Notas Biográficas  sobre o médico Jeronymo Cortez:

1.      Jeronymo Cortez: desconhece-se a data exata do seu nascimento, mas pensa-se na segunda metade do século XVI, por volta de 1560, em Valência, ou numa localidade desta comunidade conhecida por Gandia. Faleceu, por certo em   1611. Foi um matemático, astrónomo, naturalista e compilador espanhol.

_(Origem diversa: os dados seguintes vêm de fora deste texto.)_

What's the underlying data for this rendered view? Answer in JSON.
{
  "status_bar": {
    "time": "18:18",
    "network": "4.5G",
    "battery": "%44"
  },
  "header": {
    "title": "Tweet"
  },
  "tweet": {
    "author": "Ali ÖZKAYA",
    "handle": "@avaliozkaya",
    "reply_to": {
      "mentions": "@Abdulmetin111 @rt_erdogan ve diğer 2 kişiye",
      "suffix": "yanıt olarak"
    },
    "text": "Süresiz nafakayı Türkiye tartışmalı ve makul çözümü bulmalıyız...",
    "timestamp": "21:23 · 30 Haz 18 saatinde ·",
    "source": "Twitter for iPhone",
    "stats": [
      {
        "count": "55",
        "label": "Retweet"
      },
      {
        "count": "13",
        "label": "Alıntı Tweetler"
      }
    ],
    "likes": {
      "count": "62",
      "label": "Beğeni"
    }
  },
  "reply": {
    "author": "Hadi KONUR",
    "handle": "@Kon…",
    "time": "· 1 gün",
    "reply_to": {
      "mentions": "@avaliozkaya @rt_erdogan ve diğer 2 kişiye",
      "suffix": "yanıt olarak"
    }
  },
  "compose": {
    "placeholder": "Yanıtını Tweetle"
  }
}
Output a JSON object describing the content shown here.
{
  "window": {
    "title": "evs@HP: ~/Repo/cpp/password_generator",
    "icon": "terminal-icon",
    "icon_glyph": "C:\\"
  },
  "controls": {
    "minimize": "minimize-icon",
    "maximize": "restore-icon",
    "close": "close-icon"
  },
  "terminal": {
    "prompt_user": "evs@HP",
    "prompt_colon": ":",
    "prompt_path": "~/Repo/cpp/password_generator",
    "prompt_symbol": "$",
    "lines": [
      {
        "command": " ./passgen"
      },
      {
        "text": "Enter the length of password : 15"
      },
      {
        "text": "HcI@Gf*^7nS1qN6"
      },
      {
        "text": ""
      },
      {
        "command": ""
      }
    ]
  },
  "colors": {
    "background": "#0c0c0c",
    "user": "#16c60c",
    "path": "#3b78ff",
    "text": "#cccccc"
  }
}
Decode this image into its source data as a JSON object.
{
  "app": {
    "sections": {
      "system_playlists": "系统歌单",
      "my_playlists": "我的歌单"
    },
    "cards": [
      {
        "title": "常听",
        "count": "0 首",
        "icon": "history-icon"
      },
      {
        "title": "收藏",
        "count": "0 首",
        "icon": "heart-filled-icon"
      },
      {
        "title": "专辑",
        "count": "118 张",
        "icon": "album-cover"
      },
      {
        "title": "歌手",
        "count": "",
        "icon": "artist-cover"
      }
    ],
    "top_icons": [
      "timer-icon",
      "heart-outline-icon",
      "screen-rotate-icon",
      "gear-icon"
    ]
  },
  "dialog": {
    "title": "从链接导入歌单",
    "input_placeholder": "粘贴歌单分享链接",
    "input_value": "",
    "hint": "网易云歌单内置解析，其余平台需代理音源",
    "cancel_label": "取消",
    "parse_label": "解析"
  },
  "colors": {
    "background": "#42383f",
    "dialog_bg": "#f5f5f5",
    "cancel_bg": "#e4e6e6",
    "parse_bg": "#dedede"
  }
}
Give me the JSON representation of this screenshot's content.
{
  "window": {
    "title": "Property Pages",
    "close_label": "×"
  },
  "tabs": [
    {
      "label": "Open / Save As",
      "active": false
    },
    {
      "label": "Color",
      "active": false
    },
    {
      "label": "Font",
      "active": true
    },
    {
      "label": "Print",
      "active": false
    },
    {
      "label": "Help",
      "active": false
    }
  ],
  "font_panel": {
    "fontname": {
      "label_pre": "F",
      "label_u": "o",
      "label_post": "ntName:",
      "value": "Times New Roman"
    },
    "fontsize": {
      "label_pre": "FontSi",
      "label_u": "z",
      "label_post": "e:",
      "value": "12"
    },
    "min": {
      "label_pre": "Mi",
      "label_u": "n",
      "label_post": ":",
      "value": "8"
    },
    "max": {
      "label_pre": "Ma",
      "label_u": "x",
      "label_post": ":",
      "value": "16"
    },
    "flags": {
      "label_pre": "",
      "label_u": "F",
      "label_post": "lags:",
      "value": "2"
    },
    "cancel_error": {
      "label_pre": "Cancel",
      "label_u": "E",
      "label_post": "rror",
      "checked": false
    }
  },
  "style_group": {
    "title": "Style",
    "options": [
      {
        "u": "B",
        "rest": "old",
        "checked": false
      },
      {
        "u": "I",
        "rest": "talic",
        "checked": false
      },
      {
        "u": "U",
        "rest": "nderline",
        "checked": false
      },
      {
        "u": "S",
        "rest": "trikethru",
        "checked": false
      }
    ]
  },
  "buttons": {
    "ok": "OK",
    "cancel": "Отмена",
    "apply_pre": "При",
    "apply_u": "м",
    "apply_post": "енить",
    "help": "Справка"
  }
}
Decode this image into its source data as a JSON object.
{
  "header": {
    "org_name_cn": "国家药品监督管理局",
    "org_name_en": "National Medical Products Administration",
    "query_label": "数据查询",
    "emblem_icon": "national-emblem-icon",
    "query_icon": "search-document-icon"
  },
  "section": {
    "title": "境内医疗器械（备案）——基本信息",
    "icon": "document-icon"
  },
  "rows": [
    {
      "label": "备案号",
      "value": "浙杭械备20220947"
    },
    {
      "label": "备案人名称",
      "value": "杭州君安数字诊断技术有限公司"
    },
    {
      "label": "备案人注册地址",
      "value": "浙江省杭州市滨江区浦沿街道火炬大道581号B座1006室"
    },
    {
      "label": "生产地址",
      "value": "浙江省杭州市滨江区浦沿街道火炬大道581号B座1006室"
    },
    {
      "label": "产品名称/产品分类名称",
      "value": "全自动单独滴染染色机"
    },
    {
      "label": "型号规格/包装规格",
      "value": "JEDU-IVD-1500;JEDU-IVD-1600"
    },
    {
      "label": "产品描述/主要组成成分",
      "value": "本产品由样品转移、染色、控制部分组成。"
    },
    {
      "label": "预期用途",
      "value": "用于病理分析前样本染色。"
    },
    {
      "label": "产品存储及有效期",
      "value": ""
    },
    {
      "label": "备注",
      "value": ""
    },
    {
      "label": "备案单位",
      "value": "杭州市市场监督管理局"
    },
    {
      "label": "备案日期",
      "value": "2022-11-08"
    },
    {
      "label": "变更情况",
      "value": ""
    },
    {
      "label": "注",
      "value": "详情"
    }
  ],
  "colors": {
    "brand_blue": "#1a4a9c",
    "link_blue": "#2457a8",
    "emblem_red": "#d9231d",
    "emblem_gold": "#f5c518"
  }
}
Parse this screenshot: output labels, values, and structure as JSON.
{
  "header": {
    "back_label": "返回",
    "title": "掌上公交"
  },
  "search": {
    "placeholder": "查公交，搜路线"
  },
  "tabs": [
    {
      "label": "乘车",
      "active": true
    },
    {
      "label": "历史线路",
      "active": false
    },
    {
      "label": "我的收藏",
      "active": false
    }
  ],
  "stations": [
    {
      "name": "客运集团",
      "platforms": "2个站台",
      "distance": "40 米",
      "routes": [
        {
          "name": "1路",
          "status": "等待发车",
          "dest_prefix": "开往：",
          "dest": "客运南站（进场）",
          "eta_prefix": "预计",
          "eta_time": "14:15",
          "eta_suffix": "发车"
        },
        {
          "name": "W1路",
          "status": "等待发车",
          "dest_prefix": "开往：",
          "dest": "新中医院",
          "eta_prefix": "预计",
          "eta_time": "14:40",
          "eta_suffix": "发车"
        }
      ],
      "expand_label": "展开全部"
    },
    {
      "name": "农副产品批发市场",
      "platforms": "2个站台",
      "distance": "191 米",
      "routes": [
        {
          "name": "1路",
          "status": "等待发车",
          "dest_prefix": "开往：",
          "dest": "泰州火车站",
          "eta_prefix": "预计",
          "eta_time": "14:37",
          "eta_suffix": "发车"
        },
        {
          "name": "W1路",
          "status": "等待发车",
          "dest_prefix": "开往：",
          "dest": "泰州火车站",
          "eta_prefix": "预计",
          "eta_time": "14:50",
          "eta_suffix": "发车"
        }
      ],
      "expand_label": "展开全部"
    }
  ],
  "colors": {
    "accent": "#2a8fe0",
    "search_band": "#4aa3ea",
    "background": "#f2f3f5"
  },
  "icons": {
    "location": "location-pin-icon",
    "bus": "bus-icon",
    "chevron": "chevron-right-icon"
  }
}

2.      Publicou obras que hoje podemos classificar como literatura de popularização e uso diário.  […] Também combinou previsões astrológicas com informações e sugestões pertinentes à saúde, agricultura e vida quotidiana.

3.      Obras:

1591 - Tratado del cómputo por la mano  

1594- Compendio de reglas breves

1594 – Lunário perpétuo (verdadeiro sucesso da época com milhares de exemplares impressos e em circulação)

1597 - Fisonomía natural y varios secretos de naturaleza  ( a nossa obra, publicada em 1792 em Portugal, mas pensamos que teve edições anteriores a esta data)  

1603- Aritmética práctica

1613 - Libro y tratado de los animales terrestres y volátiles. (publicado postumamente)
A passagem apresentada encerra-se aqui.